Spott beiseite: Das vergangene Jahr war für Griechenland verloren, das Wachstum ist eingebrochen und die Lage der Menschen hat sich nicht verbessert. Wichtige Reformen stehen aus. Und das politische Bewusstsein dafür, dass man sich an den eigenen Haaren aus dem Sumpf ziehen muss, fehlt weiterhin. Es gibt Krach mit dem größten ausländischen Investor, einer kanadischen Minengesellschaft. Es gibt Ärger mit dem potenziellen Käufer für den Hafen Piräus. Die zugesagte Privatisierung von Staatsunternehmen kommt nicht voran und erschien zuletzt in deutschen Medien als Lachnummer. Wohin man schaut, gibt es kaum Bewegung - nur weiteres Verzögern und Zuwarten.

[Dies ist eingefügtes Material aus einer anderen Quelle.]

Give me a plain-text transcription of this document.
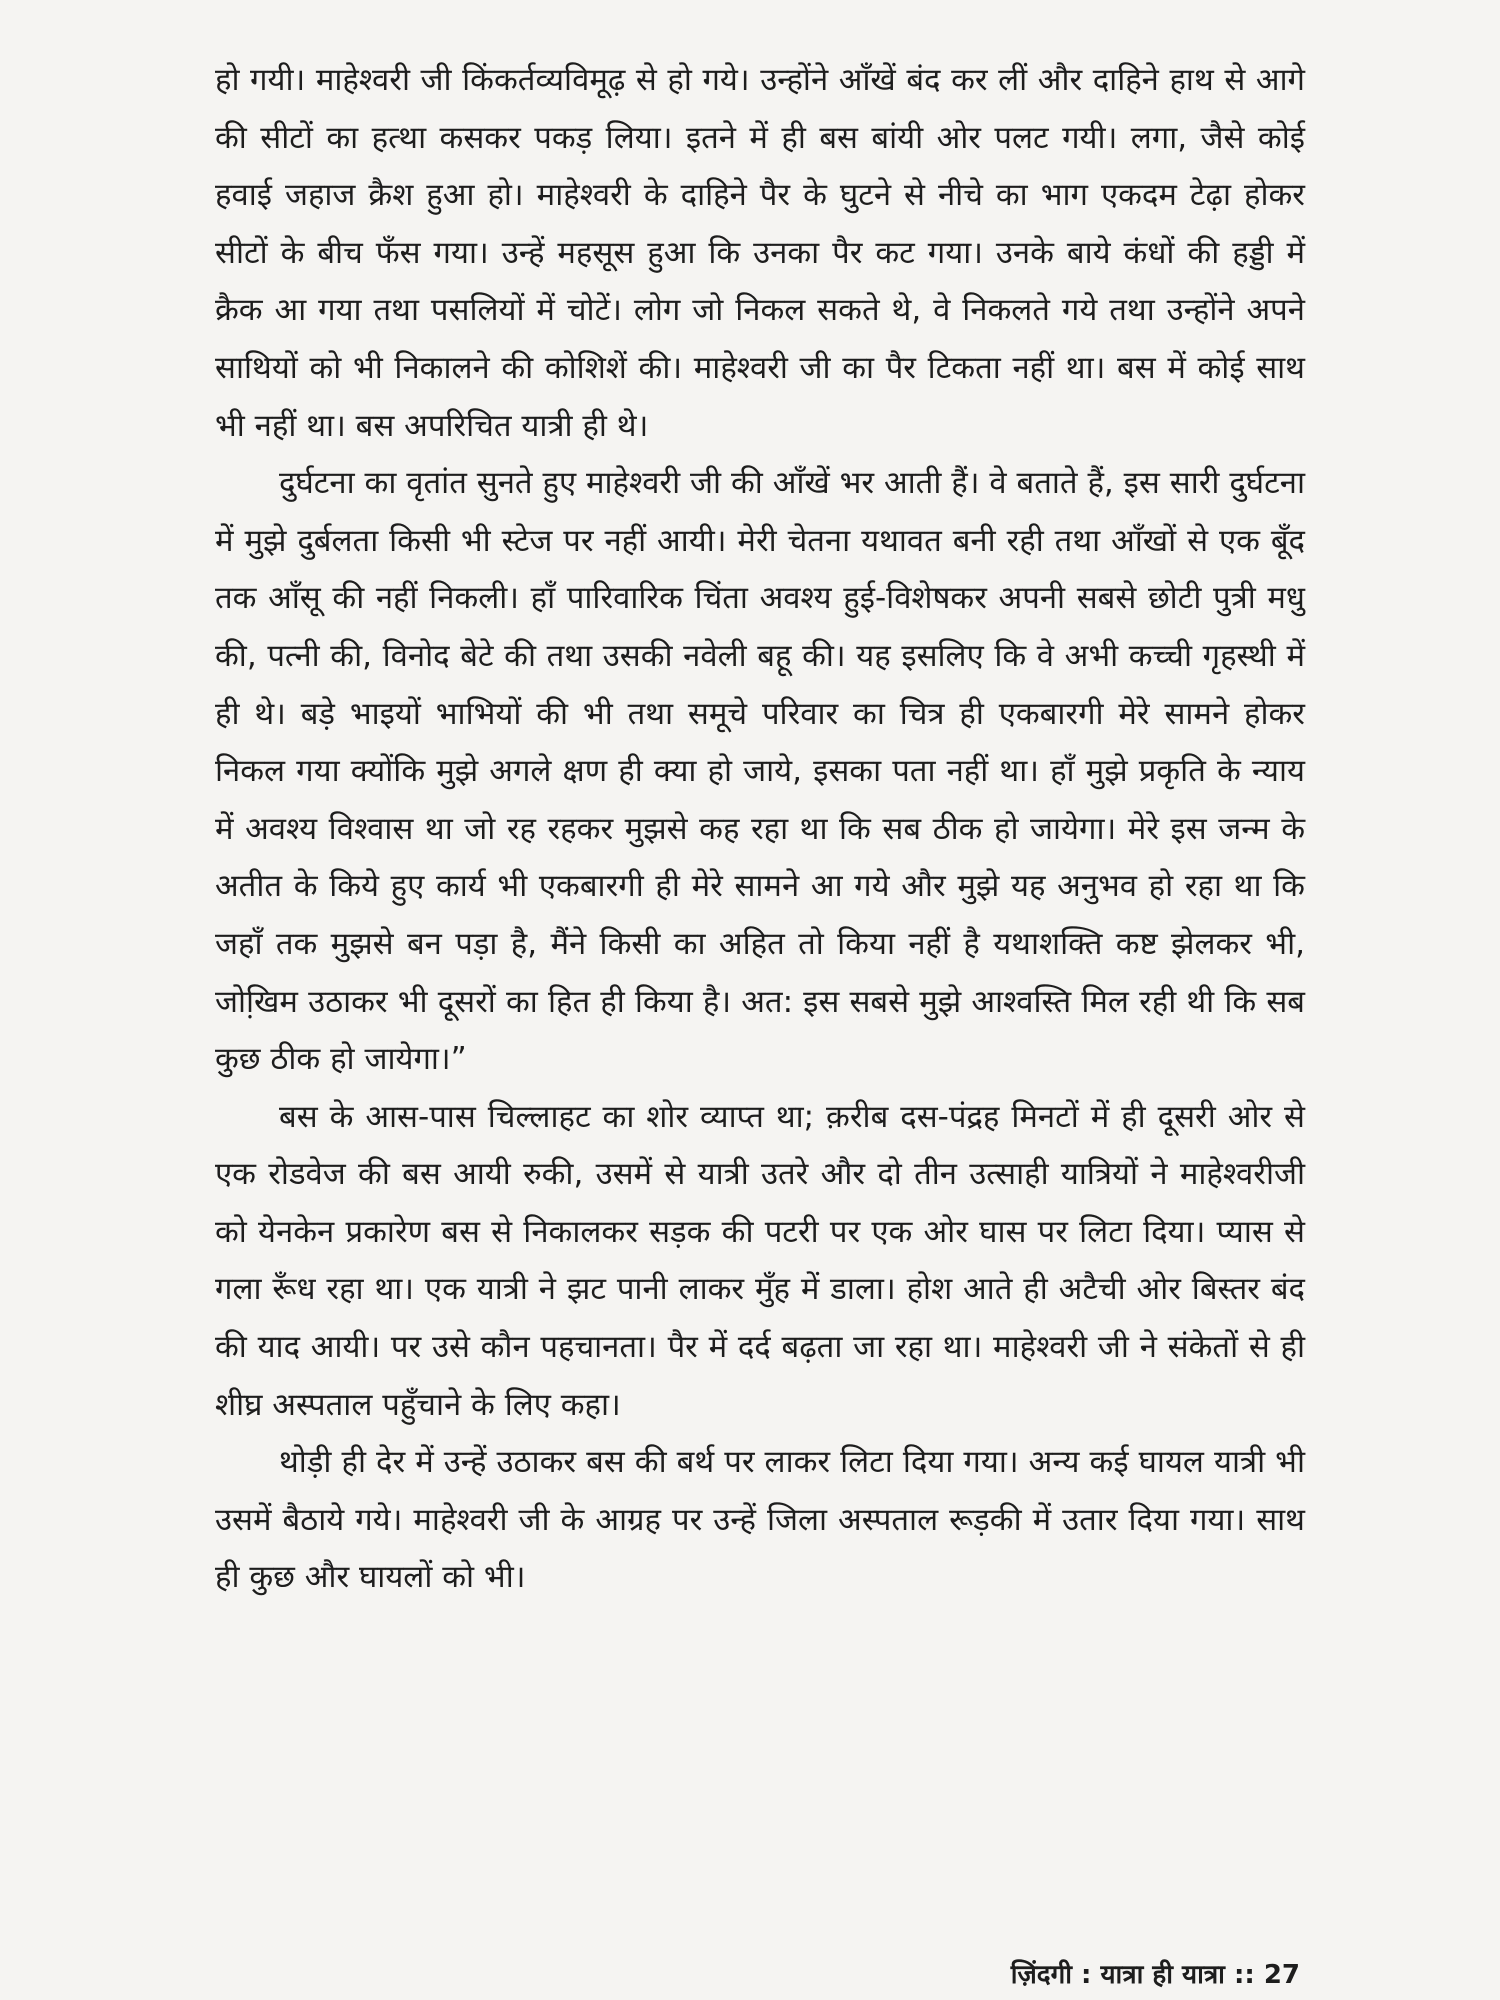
हो गयी। माहेश्वरी जी किंकर्तव्यविमूढ़ से हो गये। उन्होंने आँखें बंद कर लीं और दाहिने हाथ से आगे की सीटों का हत्था कसकर पकड़ लिया। इतने में ही बस बांयी ओर पलट गयी। लगा, जैसे कोई हवाई जहाज क्रैश हुआ हो। माहेश्वरी के दाहिने पैर के घुटने से नीचे का भाग एकदम टेढ़ा होकर सीटों के बीच फँस गया। उन्हें महसूस हुआ कि उनका पैर कट गया। उनके बाये कंधों की हड्डी में क्रैक आ गया तथा पसलियों में चोटें। लोग जो निकल सकते थे, वे निकलते गये तथा उन्होंने अपने साथियों को भी निकालने की कोशिशें की। माहेश्वरी जी का पैर टिकता नहीं था। बस में कोई साथ भी नहीं था। बस अपरिचित यात्री ही थे।

दुर्घटना का वृतांत सुनते हुए माहेश्वरी जी की आँखें भर आती हैं। वे बताते हैं, इस सारी दुर्घटना में मुझे दुर्बलता किसी भी स्टेज पर नहीं आयी। मेरी चेतना यथावत बनी रही तथा आँखों से एक बूँद तक आँसू की नहीं निकली। हाँ पारिवारिक चिंता अवश्य हुई-विशेषकर अपनी सबसे छोटी पुत्री मधु की, पत्नी की, विनोद बेटे की तथा उसकी नवेली बहू की। यह इसलिए कि वे अभी कच्ची गृहस्थी में ही थे। बड़े भाइयों भाभियों की भी तथा समूचे परिवार का चित्र ही एकबारगी मेरे सामने होकर निकल गया क्योंकि मुझे अगले क्षण ही क्या हो जाये, इसका पता नहीं था। हाँ मुझे प्रकृति के न्याय में अवश्य विश्वास था जो रह रहकर मुझसे कह रहा था कि सब ठीक हो जायेगा। मेरे इस जन्म के अतीत के किये हुए कार्य भी एकबारगी ही मेरे सामने आ गये और मुझे यह अनुभव हो रहा था कि जहाँ तक मुझसे बन पड़ा है, मैंने किसी का अहित तो किया नहीं है यथाशक्ति कष्ट झेलकर भी, जोखि़म उठाकर भी दूसरों का हित ही किया है। अत: इस सबसे मुझे आश्वस्ति मिल रही थी कि सब कुछ ठीक हो जायेगा।”

बस के आस-पास चिल्लाहट का शोर व्याप्त था; क़रीब दस-पंद्रह मिनटों में ही दूसरी ओर से एक रोडवेज की बस आयी रुकी, उसमें से यात्री उतरे और दो तीन उत्साही यात्रियों ने माहेश्वरीजी को येनकेन प्रकारेण बस से निकालकर सड़क की पटरी पर एक ओर घास पर लिटा दिया। प्यास से गला रूँध रहा था। एक यात्री ने झट पानी लाकर मुँह में डाला। होश आते ही अटैची ओर बिस्तर बंद की याद आयी। पर उसे कौन पहचानता। पैर में दर्द बढ़ता जा रहा था। माहेश्वरी जी ने संकेतों से ही शीघ्र अस्पताल पहुँचाने के लिए कहा।

थोड़ी ही देर में उन्हें उठाकर बस की बर्थ पर लाकर लिटा दिया गया। अन्य कई घायल यात्री भी उसमें बैठाये गये। माहेश्वरी जी के आग्रह पर उन्हें जिला अस्पताल रूड़की में उतार दिया गया। साथ ही कुछ और घायलों को भी।

ज़िंदगी : यात्रा ही यात्रा :: 27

Das Glück der griechischen Regierung ist die Krise in Europa. Die Union hat eine Flüchtlingskrise, eine Ost-West-Krise, eine Akzeptanzkrise, es drohen Brexit wie auch Terrorismus. Es gibt so viele Probleme, dass einem allein vom Aufzählen schlecht wird. Im Schatten dieser Dramen aber segeln derzeit die Griechen. Wenn Brüssel nicht wirklich anderweitig beschäftigt wäre, hätten wir längst wieder eine Griechenland-Krise. Dafür hat gerade niemand Zeit und Nerven. Trotzdem gilt die Pflicht der Regierung in Athen, ihren Haushalt in Ordnung zu bringen und die versprochenen Reformen umzusetzen. Die EU-Finanzminister vergessen das nicht, sie wollen momentan nur keinen weiteren Streit. Das verschafft Alexis Tsipras so etwas wie eine letzte Nachfrist. Ansonsten: Die oppositionellen Konservativen haben gerade einen neuen, smarten und jugendlichen Parteichef ernannt. Es gibt also Konkurrenz für die Titelseiten der Magazine. Vielleicht kann das ja den Regierungschef beflügeln.